I would now like to turn the call over to Edward Atsinger.
Thank you all for joining our third quarter 2008 earnings call. Let me start by focusing on the current economic situation in terms of the challenges it faces, it presents to the radio industry in general and to Salem specifically. As you know for the third quarter it was very difficult for the radio business. According to the RAB total industry spot revenue fell more than 9% for Q3. In comparison Salem’s total revenue decreased 4%.
We face the same challenges as our general market radio counterparts for the advertising dollars and that business declined 11% for us, but our block programming business again demonstrated its resiliency with a decline of only 2% and our non-broadcast businesses grew 17%. Our major energy has been directed toward minimizing the impact of these revenue declines on our EBITDA by identifying and implementing appropriate cost cutting measures as well as pursuing a number of asset sales.

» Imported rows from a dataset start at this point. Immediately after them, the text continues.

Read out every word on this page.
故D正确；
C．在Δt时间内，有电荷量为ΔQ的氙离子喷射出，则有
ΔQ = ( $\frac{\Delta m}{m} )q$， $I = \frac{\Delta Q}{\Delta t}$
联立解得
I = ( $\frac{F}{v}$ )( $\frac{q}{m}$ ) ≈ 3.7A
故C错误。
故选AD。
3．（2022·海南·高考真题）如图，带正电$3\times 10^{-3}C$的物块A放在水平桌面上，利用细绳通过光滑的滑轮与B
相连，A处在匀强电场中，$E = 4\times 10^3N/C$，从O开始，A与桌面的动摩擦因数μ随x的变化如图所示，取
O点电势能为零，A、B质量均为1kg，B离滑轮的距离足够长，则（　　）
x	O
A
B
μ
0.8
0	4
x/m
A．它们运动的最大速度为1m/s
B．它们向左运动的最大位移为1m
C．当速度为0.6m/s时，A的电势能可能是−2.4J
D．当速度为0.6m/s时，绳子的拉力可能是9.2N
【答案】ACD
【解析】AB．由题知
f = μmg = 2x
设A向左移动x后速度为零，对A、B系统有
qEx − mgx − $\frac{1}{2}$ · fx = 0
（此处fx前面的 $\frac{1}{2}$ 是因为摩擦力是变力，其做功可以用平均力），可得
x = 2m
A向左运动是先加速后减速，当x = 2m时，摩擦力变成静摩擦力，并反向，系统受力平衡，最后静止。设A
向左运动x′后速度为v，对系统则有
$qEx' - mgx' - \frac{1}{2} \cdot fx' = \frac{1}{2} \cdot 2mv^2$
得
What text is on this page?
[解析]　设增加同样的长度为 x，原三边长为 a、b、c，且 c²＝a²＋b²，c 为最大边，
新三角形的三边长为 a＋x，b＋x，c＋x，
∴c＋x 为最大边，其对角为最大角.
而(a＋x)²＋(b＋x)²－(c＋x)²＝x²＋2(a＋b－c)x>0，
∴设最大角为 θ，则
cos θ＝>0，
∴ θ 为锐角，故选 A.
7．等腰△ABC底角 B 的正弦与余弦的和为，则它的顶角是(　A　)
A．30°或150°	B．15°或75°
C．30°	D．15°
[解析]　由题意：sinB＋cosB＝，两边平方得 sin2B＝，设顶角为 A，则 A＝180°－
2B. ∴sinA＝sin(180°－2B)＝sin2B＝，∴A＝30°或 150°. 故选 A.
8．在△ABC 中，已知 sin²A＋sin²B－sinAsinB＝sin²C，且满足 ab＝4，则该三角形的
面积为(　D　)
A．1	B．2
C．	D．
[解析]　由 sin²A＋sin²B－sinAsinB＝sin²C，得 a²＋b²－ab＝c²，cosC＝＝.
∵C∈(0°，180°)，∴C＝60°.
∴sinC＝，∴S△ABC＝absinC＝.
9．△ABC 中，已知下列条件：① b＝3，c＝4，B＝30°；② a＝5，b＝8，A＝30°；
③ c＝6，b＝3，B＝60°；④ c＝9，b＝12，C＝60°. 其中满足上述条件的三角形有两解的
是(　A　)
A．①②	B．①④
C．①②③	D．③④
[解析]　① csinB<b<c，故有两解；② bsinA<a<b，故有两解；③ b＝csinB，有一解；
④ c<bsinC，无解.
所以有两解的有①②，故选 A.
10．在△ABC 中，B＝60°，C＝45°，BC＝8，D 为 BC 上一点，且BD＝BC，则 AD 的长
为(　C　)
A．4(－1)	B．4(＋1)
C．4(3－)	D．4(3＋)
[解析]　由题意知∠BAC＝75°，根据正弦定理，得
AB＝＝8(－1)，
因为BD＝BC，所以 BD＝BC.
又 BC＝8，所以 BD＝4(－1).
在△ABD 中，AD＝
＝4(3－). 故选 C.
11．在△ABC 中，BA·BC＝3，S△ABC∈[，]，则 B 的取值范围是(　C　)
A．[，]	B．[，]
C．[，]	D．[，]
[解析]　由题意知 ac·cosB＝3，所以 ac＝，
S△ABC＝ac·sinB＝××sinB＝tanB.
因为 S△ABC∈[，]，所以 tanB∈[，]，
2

Since our last call we signed an agreement to sell WRBI-FM in Louisville, Kentucky for $3 million to WAY-FM, an organization which operates non-commercial contemporary Christian music stations around the country. We expect this transaction as well as the sale of WRFE-AM in Columbus, Ohio which we announced earlier for $4 million, to close in the fourth quarter. Both of those should close some time in the fourth quarter.
We are actively engaged in pursuing opportunities to sell additional assets in our portfolio and we expect to announce further asset sales in the coming weeks. In the area of cost containment, a number of things have taken place. These included eliminating the President and COO position.
We brought Eric Halvorson back to join the company in July of 2007. He had been with the company off and on since 1985 including serving on our board. He was brought back to develop a plan to downsize and implement some strategic restructuring consistent with the new economic environment. He accomplished much of what we brought him in to do. Ultimately he identified his own position as one that could be eliminated including his board position as further cost reduction measures and we have implemented those.
Last week we eliminated four senior management positions and reorganized their responsibilities among remaining management team members. Given the current economic realities we believe that these responsibilities will be managed as effectively as they were in the past and without any negative impact.
These senior management reductions are in addition to other staff layoffs that have been made over the past year. We have now reduced our annual payroll by more than $7 million. We’ve also instituted decreases in hiring in salary increased, the elimination of all non-essential capital expenditures and further reductions in marketing expenses, and there are other areas of reduction that we will continue to pursue.
The major purpose of these expense reductions and asset sales has been to position the company to avoid having to seek an amendment to our bank credit agreement. Our bank leverage ratio will decrease from 6.75 to 5.75 on March 31, 2009. It is our intention to reach that date with our actual leverage ratio adequately beneath this covenant requirement.